What a 24/7 animal emergency room is

When a pet is a part of the family, you want to make sure it stays safe and healthy. While your local veterinarian can provide regular checkups, immunizations, and treatment for general health issues, their office hours may be limited to weekdays or daytime. At Bright Care Animal Emergency, our veterinarians are available 24/7 to treat your pets as soon as can be. Nobody can predict exactly when accidents are illnesses are going to occur. That’s why it’s important to have a 24 hour animal emergency room you can go to in times of distress. 

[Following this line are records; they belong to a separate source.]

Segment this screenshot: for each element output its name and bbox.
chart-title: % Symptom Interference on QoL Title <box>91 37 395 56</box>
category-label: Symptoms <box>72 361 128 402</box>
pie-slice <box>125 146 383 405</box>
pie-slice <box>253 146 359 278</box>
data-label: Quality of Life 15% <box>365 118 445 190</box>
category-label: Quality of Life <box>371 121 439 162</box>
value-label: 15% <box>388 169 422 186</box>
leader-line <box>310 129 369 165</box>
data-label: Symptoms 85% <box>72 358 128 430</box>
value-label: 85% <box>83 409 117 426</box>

A 24/7 animal emergency room is a veterinary hospital that is specifically designed for treating sudden, urgent problems. Our patient onboarding process was made to be easy and efficient, so you can get your dog or cat seen by the vet as quickly as possible. We are also prepared with state-of-the-art equipment, advanced technology, and in-house diagnostics for our patients. The animals at BrightCare Animal Emergency can receive all the tests, treatments, medicine, or surgery they need in one place. 

What to expect from a 24 hour vet

The first time you go to a 24 hour vet may be a little different from when you see your regular vet. There are tons of animal lovers here in Orange County who want the best for their fur babies, so the waiting room get pretty busy. 

First come, not first serve…

Unlike at a regular veterinary clinic, the emergency animal hospital takes patients by order of urgence. This means the sickest animals will be seen before others, even if they did not arrive first. If your pet is not in critical condition, you may need to wait a long time before your pet is seen. 

Call ahead anyway

In order to prepare for this situation, it’s a good idea to call ahead of time. Even though the emergency room is open 24/7, they still need to know when you’re coming in. Notifying the staff that you’re coming ahead of time also lets them calculate your estimated wait time. If it’s over an hour, you’ll know whether to bring some squeaky toys and treats on the way. 

Keep medical records on hand

It’s also a good idea to have your pet’s medical records on hand for the 24 hour vet. It can be difficult to properly diagnose an animal without some background information during the physical examination. This will help with paperwork, too! 

No humans allowed! 

When your animal is taken in for care, the vet may ask you to stay in the waiting room. This isn’t an attempt to hide shady practices. It’s a safety precaution for the vet. There may be many sick or injured animals that are being treated, so it could simply be too busy or crowded to have a bunch of hovering pet-owners around. 

It may also be unsettling or distressing to see your pet being operated on. Most pets can detect fear and anxiety, so having a worried owner in the vicinity can exacerbate the problem. 

The vets want you to feel comfortable and calm, so sometimes, it’s best to stay in the waiting room. 

A long night

If your pet needs x-rays, blood testing, surgery, etc, you may be in for a long night. If you have other responsibilities to take care of, you may want to ask a friend or family member to watch over your pet in shifts. 

Follow up care

Our emergency room is for just that – emergencies. The 24 hour vet will likely pass on the responsibility of care to your regular vet to take over. Occasionally, you may have to schedule a follow up with the emergency vet if they want to check on their surgery, but besides that, the regular vet will most likely be the person in charge of medication, physical therapy, and checkups.